Berlusconi e Angelino Alfano. Non si sfugge infatti alla

sensazione che gran parte dell'elettorato di centrodestra

abbia finito per votare Orlando, che tocca il 46%. Incolore

e' il risultato di Udc, Fli e Api, che spesso non si sono

presentati neppure tutti insieme nella stessa lista (Palermo

docet). E a commentare il risultato ci pensa Lorenzo Cesa,

segretario dell'Udc (ma non Pier Ferdinando Casini),

riconoscendo l'errore palermitano nella scelta del candidato,

la sconfitta per via dell'appoggio piu' convinto a Monti e

facendo intendere che per la ''casa dei moderati'' (il nuovo

polo lanciato dieci giorni fa) bisognera' rivolgersi

soprattutto nel serbatoio di un centrodestra ''ormai

disarticolato''.

Per quanto riguarda il Pd, bisognera' attendere lo

scorporo dei voti di lista, che potrebbero attribuirgli la

conferma di essere il primo partito italiano in quanto a

percentuali di voto. Resta pero' insoluto il problema delle

alleanze. Dal voto amministrativo sembrano premiati i

rapporti con Sel di Nichi Vendola e Idv di Antonio Di Pietro,

essendo per altro molto limitati gli esperimenti di alleanza

con Udc e Terzo Polo.

Pier Luigi Bersani comunque non demorde dall'idea, come ha

spiegato in una intervista al ''Corriere della Sera'' di

questa mattina, in cui ha commentato l'esito del voto

francese, che da qui alle politiche del 2013 possa prendere

forma un'alleanza inclusiva di Vendola e Terzo Polo non

chiusa a priori all'Idv. Molto dipendera' pero' dalla legge

elettorale con cui si andra' a votare. Nella conferenza

stampa sul voto amministrativo, il segretario del Pd punta

l'attenzione piu' sul risultato che sulle prospettive: ''Il

dato di fondo e' la preoccupazione, la rabbia diffusa tra i

cittadini. Una parte di questo sentimento si e' orientata

verso un centrosinistra di governo, una parte verso Grillo.

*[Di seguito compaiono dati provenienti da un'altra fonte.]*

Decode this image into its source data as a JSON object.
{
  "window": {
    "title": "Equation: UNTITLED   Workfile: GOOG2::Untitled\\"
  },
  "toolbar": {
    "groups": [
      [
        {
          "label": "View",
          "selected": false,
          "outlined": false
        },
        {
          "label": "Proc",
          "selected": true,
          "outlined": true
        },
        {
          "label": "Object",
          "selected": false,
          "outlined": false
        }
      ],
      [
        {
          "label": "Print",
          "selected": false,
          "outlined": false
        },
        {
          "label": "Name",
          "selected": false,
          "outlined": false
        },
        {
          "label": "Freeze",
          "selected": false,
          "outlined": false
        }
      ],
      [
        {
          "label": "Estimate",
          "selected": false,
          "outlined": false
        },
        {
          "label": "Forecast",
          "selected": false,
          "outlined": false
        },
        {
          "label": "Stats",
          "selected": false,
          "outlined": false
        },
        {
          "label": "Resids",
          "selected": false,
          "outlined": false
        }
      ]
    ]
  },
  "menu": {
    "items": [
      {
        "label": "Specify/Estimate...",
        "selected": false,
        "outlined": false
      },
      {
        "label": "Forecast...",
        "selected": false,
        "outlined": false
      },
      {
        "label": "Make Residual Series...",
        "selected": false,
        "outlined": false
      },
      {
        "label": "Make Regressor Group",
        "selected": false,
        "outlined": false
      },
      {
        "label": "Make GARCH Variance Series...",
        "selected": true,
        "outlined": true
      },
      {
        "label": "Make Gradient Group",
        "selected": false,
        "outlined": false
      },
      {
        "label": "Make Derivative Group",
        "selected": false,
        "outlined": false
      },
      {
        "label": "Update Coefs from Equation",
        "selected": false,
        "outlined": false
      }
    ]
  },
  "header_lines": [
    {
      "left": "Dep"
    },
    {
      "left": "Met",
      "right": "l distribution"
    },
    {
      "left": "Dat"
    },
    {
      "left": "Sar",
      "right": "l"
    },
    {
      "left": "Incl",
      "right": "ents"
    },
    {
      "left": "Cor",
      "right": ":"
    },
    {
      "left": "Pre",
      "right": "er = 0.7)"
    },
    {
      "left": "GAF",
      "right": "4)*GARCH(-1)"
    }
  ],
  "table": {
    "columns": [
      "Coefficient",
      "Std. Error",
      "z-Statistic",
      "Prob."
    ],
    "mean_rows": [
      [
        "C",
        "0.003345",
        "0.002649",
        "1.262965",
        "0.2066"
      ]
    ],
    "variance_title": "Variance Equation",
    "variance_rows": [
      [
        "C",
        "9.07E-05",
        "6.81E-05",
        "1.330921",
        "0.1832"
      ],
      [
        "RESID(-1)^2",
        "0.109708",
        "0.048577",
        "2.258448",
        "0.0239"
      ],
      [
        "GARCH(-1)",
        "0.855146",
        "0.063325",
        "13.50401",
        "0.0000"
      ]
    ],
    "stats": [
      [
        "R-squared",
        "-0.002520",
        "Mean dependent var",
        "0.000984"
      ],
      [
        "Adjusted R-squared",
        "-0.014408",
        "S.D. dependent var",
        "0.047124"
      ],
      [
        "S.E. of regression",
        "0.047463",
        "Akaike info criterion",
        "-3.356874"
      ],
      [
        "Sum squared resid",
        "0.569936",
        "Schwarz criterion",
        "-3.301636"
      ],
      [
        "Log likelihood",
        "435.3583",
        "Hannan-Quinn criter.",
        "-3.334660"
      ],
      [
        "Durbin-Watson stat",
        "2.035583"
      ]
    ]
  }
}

Per il Pdl e' uno tsumani''. Bersani tende la mano pure ai

grillini: ''In loro c'e' una componente forte di protesta ma

sono sicuro che ai ballottaggi, messi di fronte alla scelta

di chi governa, ci potra' essere un certo riripensamento''. Il dialogo iniziera' con il ballottaggio a Genova?